Sob esse aspecto, a função crítica do jornalista também é contraditória, pois visa o público necessitando garantir o interesse privado. Mas, enquanto o político se arrisca para fazer da matéria social amorfa um fato verdadeiro, o jornalista se arrisca para fazer da verdade uma crença social. A mídia, se de um lado é guardiã da moralidade pública, de outro, por ser empresa, tende a imaginar que seu ponto de vista privativo se identifique com o ponto de vista geral.
Um partido, ao negar-se como particular, é levado a minar a existência legítima de outros e, por isso, se identifica com o Estado; por sua vez, um órgão da mídia que se pensa como único instrumento da moralidade pública tende a virar partido. Na distância entre o que ela é empresa particular e guardiã da normatividade pública, entre sua particularidade e sua universalidade, infiltra-se uma contradição, que também se resolve no processo.
O leitor e o telespectador devem crer na possível universalidade da informação, isto é, sua capacidade de resistir a contraprovas. Se um jornal não mais aparecer crível deixará de existir como empresa, embora possa estar tão correto como uma revista científica. Em contrapartida, se tender a enunciar juízos morais fora da realidade de risco onde se move o objeto julgado, torna-se igreja, pois atos políticos lhe aparecem marcados pelo pecado original.
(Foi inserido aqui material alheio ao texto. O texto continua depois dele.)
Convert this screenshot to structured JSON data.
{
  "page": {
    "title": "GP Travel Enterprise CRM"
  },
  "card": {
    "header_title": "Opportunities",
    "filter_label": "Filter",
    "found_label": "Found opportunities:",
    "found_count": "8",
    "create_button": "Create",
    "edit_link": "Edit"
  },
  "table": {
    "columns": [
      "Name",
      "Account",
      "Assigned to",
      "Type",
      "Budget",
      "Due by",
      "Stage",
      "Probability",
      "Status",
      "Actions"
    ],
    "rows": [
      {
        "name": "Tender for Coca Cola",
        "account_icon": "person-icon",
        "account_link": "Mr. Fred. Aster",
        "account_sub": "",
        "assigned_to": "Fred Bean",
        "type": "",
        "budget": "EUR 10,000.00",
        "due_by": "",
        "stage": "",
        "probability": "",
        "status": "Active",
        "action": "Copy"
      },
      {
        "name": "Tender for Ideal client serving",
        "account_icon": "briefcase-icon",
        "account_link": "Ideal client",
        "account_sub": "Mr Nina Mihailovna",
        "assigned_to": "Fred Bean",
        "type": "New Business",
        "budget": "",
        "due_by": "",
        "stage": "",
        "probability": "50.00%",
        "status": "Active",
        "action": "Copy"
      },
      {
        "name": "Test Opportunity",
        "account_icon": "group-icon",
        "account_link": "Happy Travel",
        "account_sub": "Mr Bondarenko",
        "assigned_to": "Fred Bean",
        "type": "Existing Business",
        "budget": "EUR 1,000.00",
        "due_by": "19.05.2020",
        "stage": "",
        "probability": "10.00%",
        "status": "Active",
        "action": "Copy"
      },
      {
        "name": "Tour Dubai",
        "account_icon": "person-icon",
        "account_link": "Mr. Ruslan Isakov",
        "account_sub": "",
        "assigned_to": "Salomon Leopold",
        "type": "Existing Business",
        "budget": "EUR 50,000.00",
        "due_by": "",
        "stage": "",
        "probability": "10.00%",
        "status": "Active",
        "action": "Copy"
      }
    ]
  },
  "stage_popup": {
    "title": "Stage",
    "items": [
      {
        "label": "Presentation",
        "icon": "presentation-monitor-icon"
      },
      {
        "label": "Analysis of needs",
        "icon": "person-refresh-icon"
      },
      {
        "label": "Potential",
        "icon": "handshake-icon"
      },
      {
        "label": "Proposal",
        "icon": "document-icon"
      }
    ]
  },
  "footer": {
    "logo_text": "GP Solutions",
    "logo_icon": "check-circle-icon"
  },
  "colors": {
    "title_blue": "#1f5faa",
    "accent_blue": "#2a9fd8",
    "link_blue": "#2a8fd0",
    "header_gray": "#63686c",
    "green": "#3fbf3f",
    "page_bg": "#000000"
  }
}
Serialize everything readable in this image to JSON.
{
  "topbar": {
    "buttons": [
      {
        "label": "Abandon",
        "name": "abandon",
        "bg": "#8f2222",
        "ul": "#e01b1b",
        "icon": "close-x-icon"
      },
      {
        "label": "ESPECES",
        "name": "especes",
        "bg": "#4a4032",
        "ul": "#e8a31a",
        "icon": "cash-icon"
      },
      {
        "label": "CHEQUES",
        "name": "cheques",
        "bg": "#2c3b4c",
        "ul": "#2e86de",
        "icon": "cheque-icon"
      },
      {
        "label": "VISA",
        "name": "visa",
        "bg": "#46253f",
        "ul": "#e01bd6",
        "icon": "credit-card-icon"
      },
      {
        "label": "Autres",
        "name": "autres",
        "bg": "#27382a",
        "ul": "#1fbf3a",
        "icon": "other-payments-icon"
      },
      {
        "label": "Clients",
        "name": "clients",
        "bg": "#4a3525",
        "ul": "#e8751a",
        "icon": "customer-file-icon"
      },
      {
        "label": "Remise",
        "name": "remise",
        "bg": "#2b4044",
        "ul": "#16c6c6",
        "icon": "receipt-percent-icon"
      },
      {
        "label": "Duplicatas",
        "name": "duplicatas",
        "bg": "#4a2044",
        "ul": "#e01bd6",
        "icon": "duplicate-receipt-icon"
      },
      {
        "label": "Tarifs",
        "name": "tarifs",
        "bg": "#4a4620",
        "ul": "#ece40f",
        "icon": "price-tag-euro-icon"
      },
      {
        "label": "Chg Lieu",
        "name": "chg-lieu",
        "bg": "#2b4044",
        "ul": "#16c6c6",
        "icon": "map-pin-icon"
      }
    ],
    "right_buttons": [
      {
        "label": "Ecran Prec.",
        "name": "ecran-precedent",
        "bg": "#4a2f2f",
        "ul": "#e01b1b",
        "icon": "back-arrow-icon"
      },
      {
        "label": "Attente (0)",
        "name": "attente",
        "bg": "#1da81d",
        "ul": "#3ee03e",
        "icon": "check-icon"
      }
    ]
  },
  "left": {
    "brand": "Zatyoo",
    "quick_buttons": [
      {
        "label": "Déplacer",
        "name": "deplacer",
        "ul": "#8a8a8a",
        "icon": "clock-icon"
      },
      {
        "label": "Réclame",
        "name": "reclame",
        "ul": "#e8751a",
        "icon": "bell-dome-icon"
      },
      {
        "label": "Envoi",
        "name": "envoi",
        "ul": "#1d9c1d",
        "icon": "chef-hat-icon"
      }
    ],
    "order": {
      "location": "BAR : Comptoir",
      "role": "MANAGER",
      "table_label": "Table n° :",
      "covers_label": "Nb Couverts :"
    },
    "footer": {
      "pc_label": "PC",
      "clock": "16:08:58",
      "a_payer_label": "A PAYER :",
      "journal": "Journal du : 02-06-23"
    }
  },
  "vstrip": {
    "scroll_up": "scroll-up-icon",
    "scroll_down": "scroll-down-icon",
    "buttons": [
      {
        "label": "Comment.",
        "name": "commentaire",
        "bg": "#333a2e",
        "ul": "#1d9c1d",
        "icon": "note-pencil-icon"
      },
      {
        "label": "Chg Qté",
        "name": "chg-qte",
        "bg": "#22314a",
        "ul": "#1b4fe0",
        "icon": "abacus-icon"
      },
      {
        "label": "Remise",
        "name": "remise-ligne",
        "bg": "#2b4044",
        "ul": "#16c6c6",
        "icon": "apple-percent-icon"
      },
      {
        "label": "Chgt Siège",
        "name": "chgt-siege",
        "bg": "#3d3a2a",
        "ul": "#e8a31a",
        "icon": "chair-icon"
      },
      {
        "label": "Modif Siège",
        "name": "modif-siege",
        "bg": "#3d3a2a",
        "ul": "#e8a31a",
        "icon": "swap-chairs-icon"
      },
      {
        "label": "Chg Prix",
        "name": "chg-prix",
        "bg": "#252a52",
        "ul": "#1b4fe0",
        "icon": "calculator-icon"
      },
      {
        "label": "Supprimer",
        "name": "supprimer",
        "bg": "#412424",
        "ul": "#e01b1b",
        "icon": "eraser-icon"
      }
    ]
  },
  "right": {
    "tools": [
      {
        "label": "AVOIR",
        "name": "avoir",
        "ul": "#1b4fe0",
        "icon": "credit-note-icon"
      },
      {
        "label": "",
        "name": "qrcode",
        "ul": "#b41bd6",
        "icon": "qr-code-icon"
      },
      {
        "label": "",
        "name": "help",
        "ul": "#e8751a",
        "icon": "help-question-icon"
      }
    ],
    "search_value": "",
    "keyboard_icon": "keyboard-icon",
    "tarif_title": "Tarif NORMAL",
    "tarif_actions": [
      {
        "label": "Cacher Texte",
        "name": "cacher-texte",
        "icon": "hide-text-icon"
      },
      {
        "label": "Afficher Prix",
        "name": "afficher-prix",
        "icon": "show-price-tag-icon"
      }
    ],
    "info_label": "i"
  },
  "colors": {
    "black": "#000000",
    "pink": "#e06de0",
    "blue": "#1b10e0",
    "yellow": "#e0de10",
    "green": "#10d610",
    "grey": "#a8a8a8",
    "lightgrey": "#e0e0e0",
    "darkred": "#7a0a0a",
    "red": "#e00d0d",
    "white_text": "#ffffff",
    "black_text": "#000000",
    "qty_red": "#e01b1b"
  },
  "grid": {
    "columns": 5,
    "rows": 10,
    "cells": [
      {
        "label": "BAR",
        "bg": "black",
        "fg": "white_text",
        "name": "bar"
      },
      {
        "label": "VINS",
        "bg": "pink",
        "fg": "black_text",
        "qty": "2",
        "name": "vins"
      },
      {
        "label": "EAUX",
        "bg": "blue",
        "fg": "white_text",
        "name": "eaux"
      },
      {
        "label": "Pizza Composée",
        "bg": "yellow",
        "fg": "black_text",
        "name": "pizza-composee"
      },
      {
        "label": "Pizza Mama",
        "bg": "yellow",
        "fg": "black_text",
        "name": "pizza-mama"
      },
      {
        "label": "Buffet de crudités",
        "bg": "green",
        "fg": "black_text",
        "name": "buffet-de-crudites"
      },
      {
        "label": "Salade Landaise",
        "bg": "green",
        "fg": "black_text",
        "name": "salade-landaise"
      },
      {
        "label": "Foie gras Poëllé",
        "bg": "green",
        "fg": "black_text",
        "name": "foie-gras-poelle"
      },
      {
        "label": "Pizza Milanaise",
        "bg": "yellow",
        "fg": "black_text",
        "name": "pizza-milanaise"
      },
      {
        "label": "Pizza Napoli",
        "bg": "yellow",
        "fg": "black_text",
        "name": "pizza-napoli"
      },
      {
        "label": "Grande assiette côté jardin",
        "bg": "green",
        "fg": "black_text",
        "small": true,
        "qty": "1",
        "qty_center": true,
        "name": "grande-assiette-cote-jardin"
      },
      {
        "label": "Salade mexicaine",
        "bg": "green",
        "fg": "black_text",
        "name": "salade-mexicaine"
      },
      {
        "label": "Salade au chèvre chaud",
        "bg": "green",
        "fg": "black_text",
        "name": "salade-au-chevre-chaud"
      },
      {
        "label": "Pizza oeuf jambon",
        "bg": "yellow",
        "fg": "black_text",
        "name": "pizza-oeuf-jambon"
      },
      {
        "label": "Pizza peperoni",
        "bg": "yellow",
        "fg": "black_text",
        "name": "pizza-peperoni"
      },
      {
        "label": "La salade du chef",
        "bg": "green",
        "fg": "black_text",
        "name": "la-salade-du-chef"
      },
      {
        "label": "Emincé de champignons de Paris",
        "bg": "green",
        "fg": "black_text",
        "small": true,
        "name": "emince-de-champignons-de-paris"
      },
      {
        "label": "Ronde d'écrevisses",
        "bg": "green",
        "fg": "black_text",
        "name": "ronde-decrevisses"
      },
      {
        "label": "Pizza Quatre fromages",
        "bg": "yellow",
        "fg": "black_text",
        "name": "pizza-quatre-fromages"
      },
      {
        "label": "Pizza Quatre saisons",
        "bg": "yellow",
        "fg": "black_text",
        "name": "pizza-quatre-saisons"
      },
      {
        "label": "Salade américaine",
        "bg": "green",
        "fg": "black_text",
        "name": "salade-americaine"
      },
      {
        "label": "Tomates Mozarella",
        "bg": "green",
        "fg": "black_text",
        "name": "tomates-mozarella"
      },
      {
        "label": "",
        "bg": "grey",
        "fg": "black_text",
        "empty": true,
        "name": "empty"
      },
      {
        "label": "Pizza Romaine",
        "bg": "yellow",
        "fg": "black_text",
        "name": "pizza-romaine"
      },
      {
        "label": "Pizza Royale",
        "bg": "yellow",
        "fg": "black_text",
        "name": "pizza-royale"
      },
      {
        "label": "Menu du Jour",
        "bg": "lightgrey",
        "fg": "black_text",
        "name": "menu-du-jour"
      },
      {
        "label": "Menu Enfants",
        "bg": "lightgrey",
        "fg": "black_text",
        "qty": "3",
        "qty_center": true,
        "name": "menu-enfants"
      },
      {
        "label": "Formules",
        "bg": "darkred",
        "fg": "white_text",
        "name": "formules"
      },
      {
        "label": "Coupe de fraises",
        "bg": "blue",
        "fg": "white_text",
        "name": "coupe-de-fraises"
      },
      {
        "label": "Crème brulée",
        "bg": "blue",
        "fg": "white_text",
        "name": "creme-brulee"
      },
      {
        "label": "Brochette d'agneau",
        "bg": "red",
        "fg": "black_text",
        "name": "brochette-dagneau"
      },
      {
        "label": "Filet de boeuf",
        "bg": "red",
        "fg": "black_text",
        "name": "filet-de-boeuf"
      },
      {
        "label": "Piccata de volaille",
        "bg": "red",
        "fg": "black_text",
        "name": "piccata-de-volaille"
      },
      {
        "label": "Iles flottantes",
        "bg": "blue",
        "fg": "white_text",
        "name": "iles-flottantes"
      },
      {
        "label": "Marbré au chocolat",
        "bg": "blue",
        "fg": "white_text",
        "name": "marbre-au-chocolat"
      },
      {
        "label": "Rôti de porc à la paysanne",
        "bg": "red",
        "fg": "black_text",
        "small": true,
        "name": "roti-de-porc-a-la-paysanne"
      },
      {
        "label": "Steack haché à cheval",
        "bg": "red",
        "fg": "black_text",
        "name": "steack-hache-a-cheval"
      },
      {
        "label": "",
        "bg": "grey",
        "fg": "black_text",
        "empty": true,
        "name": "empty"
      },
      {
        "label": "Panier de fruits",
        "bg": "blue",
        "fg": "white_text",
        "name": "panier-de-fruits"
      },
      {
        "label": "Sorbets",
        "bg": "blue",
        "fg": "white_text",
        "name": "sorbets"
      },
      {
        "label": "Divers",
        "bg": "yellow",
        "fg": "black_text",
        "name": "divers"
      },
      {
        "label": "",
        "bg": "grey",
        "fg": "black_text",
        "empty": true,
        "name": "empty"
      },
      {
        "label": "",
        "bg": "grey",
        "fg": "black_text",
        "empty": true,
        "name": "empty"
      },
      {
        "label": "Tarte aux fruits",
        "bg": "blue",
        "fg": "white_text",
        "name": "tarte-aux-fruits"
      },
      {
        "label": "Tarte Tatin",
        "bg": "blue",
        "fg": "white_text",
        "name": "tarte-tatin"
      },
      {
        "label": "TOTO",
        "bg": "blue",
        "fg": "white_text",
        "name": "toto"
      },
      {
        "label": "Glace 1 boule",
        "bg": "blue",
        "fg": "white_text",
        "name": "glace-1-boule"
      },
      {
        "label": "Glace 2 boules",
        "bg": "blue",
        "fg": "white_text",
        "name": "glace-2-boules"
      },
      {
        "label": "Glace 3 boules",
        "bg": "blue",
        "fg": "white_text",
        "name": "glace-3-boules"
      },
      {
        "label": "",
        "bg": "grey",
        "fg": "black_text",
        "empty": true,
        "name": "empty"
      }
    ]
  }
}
É obrigação da mídia informar os fatos no seu nível de realidade. Não cabe contar o enredo de uma peça como se fosse fato real, muito menos um fato político como se fosse obra de santos. Por certo, cabe-lhe o dever de zelar pela moralidade pública; deixa, porém, de ser democrática quando recusa ao fato político sua necessária aura de amoralidade. Quando um jornalista o expõe do ponto de vista de sua total transparência, destrói o caráter político desse fato e transforma sua informação em arma política a serviço de interesses totalitários.
Quem dá uma informação não é responsável pela imoralidade dela, mas se responsabiliza pelo tipo de realidade que empresta ao fato descrito. Perde credibilidade ao confundir os níveis do real. Comporta-se como o paciente que, depois de consultar seu urologista, ou a paciente seu ginecologista, se sentisse violado e saísse denunciando a imoralidade da medicina.
O sentido do gesto não reside no seu uso, por conseguinte, no foco visado por ele mas igualmente na zona cinzenta que permite a concentração da luz? A plenitude da luz não permite a visão.


José Arthur Giannotti, filósofo, é professor emérito da Faculdade de Filosofia, Letras e Ciências Humanas da USP e presidente do Cebrap (Centro Brasileiro de Análise e Planejamento). É autor de, entre outros, "Certa Herança Marxista" (Companhia das Letras) e escreve mensalmente para o caderno Mais!.